Converting an Alert to an Incident or Associating an Alert with an Incident

Scenario

This section describes how to convert an alert to an incident and how to associate an alert with an incident.

Converting an Alert to an Incident

1. Log in to the management console.
2. Click in the upper left corner of the page and choose Security & Compliance > SecMaster.
3. In the navigation pane on the left, choose Workspaces > Management. In the workspace list, click the name of the target workspace.
   Figure 1 Workspace management page
   

4. In the navigation pane on the left, choose Threat Operations > Alerts.
   Figure 2 Alerts
   

5. In the alert list, locate the row that contains the target alert, click Convert to Incident in the Operation column.
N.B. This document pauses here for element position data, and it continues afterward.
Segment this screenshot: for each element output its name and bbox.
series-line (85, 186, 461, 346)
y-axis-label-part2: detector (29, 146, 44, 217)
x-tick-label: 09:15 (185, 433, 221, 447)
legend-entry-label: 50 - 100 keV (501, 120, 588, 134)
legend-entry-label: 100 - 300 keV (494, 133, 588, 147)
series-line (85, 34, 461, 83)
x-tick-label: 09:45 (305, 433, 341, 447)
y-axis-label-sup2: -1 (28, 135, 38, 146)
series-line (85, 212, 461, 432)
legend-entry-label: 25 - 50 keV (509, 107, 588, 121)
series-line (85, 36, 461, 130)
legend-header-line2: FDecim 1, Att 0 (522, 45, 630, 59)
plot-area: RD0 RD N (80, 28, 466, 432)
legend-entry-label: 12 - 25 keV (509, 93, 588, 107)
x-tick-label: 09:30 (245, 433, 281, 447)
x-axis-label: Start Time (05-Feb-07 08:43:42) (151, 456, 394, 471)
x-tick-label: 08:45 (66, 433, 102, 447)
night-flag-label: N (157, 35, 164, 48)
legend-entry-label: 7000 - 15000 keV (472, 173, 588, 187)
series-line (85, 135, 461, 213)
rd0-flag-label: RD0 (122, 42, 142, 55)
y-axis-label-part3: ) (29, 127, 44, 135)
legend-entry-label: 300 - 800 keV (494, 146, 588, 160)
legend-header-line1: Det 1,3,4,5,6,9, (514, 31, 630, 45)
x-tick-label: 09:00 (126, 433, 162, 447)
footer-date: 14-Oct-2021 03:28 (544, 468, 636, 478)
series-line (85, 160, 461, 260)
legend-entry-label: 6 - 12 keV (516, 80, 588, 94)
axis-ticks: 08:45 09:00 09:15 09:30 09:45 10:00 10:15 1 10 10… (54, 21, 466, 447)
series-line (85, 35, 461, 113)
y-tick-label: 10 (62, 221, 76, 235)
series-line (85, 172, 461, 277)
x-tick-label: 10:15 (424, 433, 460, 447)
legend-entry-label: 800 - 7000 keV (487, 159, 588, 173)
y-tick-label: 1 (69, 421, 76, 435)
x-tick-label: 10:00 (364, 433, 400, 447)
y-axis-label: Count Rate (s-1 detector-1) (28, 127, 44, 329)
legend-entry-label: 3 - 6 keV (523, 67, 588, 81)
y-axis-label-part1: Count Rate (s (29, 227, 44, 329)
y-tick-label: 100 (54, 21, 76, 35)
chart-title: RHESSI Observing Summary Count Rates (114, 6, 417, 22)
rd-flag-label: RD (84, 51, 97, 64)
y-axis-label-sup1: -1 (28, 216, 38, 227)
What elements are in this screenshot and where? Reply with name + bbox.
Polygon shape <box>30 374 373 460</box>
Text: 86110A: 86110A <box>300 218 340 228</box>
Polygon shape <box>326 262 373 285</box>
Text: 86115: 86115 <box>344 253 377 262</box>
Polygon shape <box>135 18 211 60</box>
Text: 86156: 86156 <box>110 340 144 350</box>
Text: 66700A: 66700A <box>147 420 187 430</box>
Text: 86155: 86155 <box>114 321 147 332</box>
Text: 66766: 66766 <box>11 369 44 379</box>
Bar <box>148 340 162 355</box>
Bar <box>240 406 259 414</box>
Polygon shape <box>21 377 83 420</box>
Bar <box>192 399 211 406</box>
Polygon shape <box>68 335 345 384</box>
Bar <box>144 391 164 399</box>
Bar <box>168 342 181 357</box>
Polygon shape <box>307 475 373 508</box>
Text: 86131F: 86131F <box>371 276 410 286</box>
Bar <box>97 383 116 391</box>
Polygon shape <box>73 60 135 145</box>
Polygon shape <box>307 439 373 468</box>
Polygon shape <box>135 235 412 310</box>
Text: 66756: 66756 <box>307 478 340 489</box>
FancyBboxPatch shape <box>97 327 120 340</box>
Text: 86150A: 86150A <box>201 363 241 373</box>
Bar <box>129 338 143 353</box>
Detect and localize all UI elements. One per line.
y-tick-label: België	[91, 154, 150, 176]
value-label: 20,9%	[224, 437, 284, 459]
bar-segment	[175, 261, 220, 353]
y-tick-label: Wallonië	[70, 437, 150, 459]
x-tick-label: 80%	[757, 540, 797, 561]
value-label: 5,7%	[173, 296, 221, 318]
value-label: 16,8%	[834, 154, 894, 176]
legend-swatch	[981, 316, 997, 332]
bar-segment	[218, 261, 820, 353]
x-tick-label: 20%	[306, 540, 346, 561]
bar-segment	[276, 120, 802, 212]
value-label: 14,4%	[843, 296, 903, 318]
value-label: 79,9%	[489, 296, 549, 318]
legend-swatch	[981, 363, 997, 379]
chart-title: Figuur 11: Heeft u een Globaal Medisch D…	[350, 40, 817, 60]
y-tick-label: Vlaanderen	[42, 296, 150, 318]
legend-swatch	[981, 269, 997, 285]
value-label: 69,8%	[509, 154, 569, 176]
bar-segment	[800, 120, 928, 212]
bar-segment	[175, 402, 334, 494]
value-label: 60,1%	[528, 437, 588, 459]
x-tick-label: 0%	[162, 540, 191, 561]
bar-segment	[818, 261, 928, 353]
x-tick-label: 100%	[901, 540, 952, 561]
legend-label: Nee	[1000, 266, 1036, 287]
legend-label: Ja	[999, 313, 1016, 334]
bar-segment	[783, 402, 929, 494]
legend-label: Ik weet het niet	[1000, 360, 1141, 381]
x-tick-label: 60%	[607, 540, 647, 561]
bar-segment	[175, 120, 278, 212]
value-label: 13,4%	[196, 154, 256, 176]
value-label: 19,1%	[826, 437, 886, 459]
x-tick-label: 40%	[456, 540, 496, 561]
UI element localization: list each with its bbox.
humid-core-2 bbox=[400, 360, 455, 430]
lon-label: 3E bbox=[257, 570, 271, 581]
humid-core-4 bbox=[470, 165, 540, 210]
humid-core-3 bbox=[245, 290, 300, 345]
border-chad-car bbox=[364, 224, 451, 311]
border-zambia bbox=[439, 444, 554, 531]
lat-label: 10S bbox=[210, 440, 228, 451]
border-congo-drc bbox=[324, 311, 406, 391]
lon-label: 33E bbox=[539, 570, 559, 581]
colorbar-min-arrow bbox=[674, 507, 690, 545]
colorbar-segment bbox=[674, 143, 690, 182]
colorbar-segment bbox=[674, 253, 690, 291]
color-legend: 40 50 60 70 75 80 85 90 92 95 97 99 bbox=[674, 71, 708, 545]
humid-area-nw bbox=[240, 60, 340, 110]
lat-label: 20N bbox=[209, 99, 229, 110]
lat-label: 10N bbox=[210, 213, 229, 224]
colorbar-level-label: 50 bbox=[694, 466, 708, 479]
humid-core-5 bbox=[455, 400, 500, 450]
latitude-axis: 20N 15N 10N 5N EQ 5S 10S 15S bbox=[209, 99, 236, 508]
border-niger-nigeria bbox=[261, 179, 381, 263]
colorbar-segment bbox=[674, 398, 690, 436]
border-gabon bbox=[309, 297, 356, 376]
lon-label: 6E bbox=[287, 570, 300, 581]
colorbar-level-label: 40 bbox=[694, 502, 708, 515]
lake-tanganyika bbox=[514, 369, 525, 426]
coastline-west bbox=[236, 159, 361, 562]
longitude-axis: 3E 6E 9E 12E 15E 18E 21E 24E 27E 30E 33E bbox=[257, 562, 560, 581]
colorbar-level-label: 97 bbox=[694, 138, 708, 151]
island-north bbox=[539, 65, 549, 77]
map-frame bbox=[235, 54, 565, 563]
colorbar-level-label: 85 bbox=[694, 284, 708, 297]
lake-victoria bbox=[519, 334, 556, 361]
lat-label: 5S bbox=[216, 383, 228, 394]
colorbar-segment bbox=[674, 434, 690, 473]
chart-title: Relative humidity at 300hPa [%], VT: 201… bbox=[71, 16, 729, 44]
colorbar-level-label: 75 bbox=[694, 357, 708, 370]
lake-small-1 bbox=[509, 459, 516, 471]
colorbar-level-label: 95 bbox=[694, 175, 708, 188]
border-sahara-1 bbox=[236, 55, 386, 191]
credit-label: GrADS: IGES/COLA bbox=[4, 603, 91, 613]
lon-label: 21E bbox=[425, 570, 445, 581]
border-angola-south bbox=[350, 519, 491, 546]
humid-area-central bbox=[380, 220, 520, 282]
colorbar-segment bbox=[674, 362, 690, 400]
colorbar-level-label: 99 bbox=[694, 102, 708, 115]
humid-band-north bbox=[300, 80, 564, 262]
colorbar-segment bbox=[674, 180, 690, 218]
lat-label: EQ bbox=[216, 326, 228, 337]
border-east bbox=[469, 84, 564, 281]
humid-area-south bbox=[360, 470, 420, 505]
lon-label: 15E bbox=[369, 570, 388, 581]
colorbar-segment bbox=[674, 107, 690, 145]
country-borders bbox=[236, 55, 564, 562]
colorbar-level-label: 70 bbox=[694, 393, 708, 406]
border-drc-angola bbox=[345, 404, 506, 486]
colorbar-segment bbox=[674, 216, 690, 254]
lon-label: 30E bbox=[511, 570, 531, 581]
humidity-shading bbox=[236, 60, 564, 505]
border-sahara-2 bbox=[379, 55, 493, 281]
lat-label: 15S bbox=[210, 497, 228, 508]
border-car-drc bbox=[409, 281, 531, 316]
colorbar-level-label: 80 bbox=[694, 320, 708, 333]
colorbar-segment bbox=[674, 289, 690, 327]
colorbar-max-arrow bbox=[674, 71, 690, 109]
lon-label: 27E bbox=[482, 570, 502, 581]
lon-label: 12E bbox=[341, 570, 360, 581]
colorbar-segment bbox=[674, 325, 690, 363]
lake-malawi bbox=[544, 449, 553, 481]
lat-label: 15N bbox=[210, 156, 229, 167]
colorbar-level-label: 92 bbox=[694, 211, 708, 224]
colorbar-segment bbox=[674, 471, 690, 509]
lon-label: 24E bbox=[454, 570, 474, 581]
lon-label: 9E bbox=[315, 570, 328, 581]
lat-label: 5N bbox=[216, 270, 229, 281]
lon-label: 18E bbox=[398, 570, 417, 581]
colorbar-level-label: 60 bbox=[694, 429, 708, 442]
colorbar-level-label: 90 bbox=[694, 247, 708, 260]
The Convert to Incident page is displayed on the right.

   In addition, you can click Alert-to-Incident in the upper right corner of the details page of an alarm.

6. On the Convert to Incident page, specify Incident Name and Incident Type.

   The incident name is automatically set to the name of the current alert and can be modified.

7. Click OK.

Associating an Alert with an Incident

1. Log in to the management console.
2. Click in the upper left corner of the page and choose Security & Compliance > SecMaster.
3. In the navigation pane on the left, choose Workspaces > Management. In the workspace list, click the name of the target workspace.
   Figure 3 Workspace management page
   

4. In the navigation pane on the left, choose Threat Operations > Alerts.
   Figure 4 Alerts
   

5. In the alert list, select the alerts you want to associate and click Associated Event above the list. The Bind Incident dialog box is displayed.
6. In the dialog box displayed, select the target incidents and click OK.